Только сейчас понял Ли Цин, что произошло. Все разом прояснилось, словно он протрезвел от хмельного дурмана. Сунув слепцу все свои деньги — монет тридцать или сорок — и не сказав больше ни слова, он повернулся и зашагал в город. Ему на ум пришел один древний стих: «В горах пробыл он всего лишь семь дней, а в мире тысяча лет пронеслась».
«Именно так и случилось,— подумал старый Ли,— я спустился в пропасть в четвертый год эры Изначального Правления и через несколько дней вернулся обратно, а оказалось, что за это время прошло ровно семьдесят два года и сейчас уже пятый год эры Вечного Благоденствия танского государя Гаоцзуна. Почти мгновенно пролетела целая жизнь. Если бы я провел у небожителей еще немного времени, возможно, и вовсе не увидел бы моего Цинчжоу... Все родственники умерли, а в моем большом доме живут чужие люди. Ничего не сделаешь! Вот только плохо — остался я без единого медяка, а занять не у кого — никого не знаю. Как же дальше жить? Не иначе, ноги придется протянуть... Впрочем, владыка бессмертных сказал, что я вернусь в их обитель!» Ли Цин тяжело вздохнул. Немного поразмыслив, он решил не мечтать более о возвращении к небожителям. «Старый чурбан! Хотел сделаться бессмертным! Думай лучше, как прокормиться... Вспомнил! Перед расставанием владыка дал мне книгу...— Ли Цин пощупал рукав.— Загляну-ка в нее, может быть, отыщу в ней подходящую профессию».
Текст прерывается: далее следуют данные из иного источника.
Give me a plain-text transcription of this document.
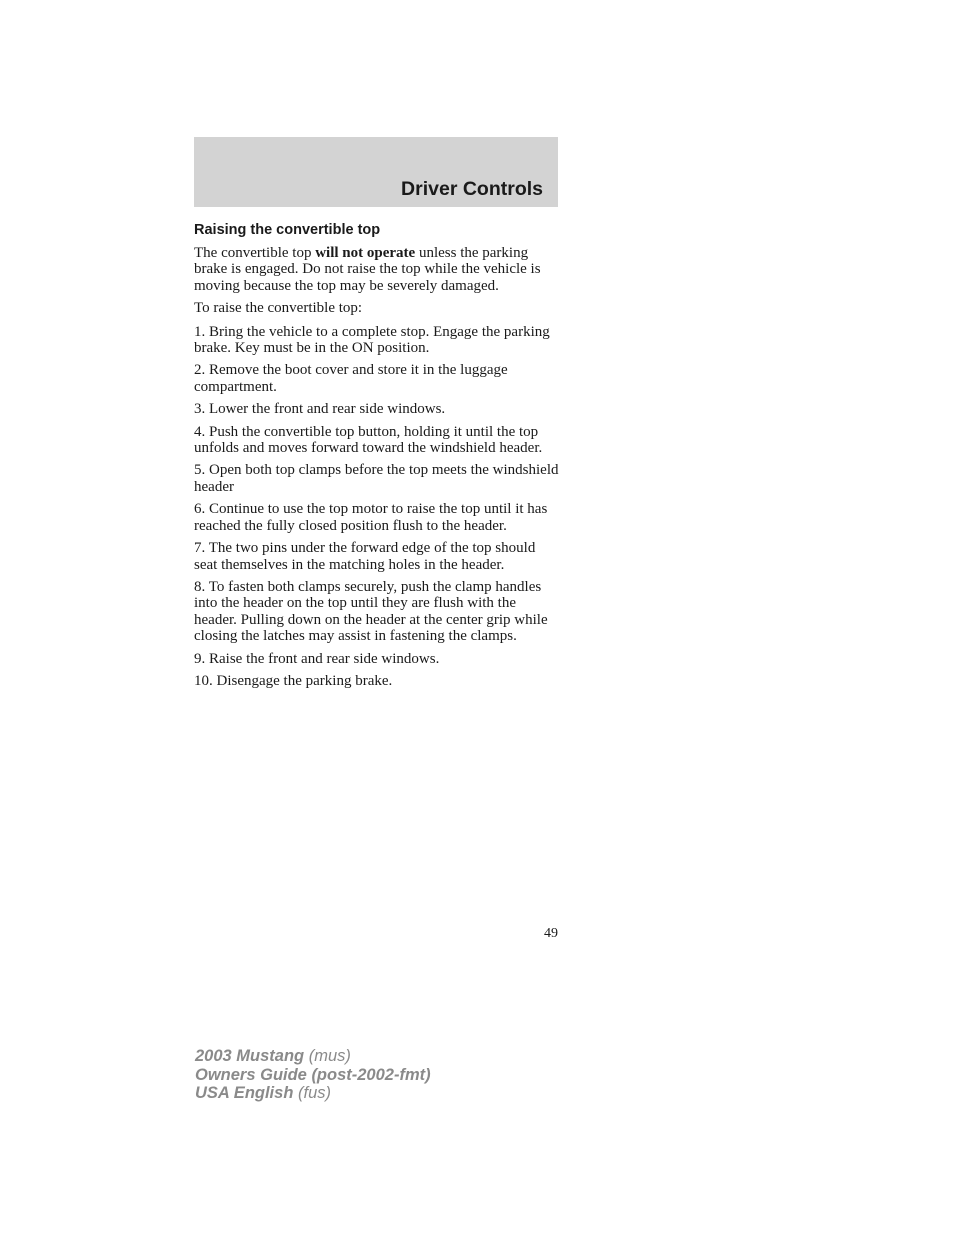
Driver Controls
Raising the convertible top

The convertible top will not operate unless the parking brake is engaged. Do not raise the top while the vehicle is moving because the top may be severely damaged.

To raise the convertible top:

1. Bring the vehicle to a complete stop. Engage the parking brake. Key must be in the ON position.

2. Remove the boot cover and store it in the luggage compartment.

3. Lower the front and rear side windows.

4. Push the convertible top button, holding it until the top unfolds and moves forward toward the windshield header.

5. Open both top clamps before the top meets the windshield header

6. Continue to use the top motor to raise the top until it has reached the fully closed position flush to the header.

7. The two pins under the forward edge of the top should seat themselves in the matching holes in the header.

8. To fasten both clamps securely, push the clamp handles into the header on the top until they are flush with the header. Pulling down on the header at the center grip while closing the latches may assist in fastening the clamps.

9. Raise the front and rear side windows.

10. Disengage the parking brake.

49
2003 Mustang (mus)
Owners Guide (post-2002-fmt)
USA English (fus)
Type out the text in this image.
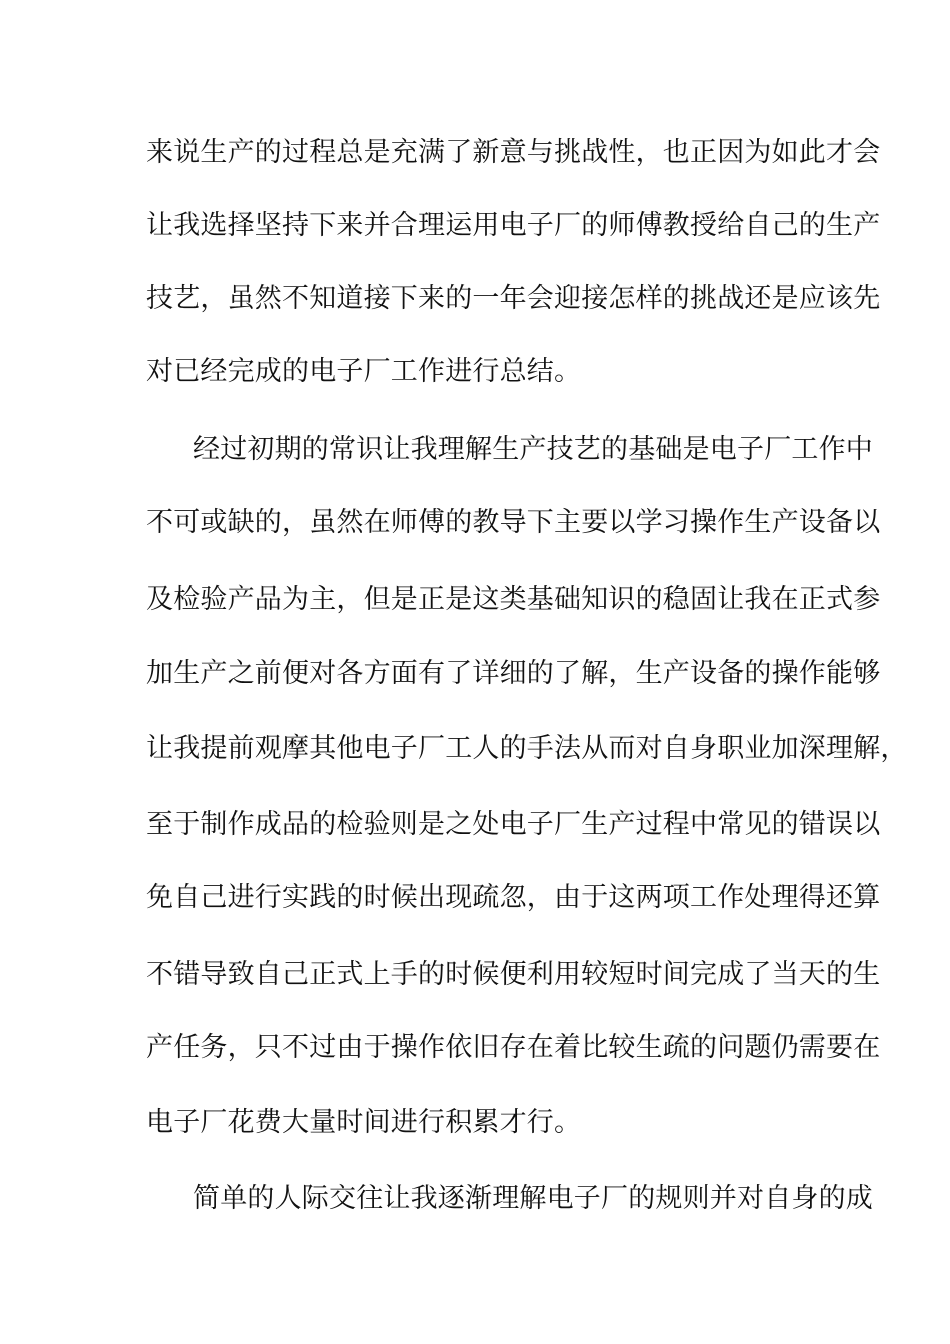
来说生产的过程总是充满了新意与挑战性，也正因为如此才会
让我选择坚持下来并合理运用电子厂的师傅教授给自己的生产
技艺，虽然不知道接下来的一年会迎接怎样的挑战还是应该先
对已经完成的电子厂工作进行总结。
经过初期的常识让我理解生产技艺的基础是电子厂工作中
不可或缺的，虽然在师傅的教导下主要以学习操作生产设备以
及检验产品为主，但是正是这类基础知识的稳固让我在正式参
加生产之前便对各方面有了详细的了解，生产设备的操作能够
让我提前观摩其他电子厂工人的手法从而对自身职业加深理解，
至于制作成品的检验则是之处电子厂生产过程中常见的错误以
免自己进行实践的时候出现疏忽，由于这两项工作处理得还算
不错导致自己正式上手的时候便利用较短时间完成了当天的生
产任务，只不过由于操作依旧存在着比较生疏的问题仍需要在
电子厂花费大量时间进行积累才行。
简单的人际交往让我逐渐理解电子厂的规则并对自身的成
Вы спросите, что за книгу дал почтенному Ли Цину владыка бессмертных? Это был лечебный трактат с рецептами, в котором говорилось о том, как исцелять людей от недугов. Старику припомнились слова владыки. «Он мне сказал, что через семьдесят с небольшим лет я снова вернусь к ним. Наверное, все эти годы мне придется провести среди людей. Конечно, я хлебну горя, но вряд ли это будет хуже, чем на дне пропасти у Заоблачных Врат. И все же — что мне делать? Я уже стар, да и ничего не смыслю во врачевании. Как я буду лечить людей? Это же бессовестно! Да и денег нет, чтобы начать новое дело, ведь для этого надо закупить кучу всяких лекарств... А что, если пойти посоветоваться со сведущим лекарем? Может, что и получится!»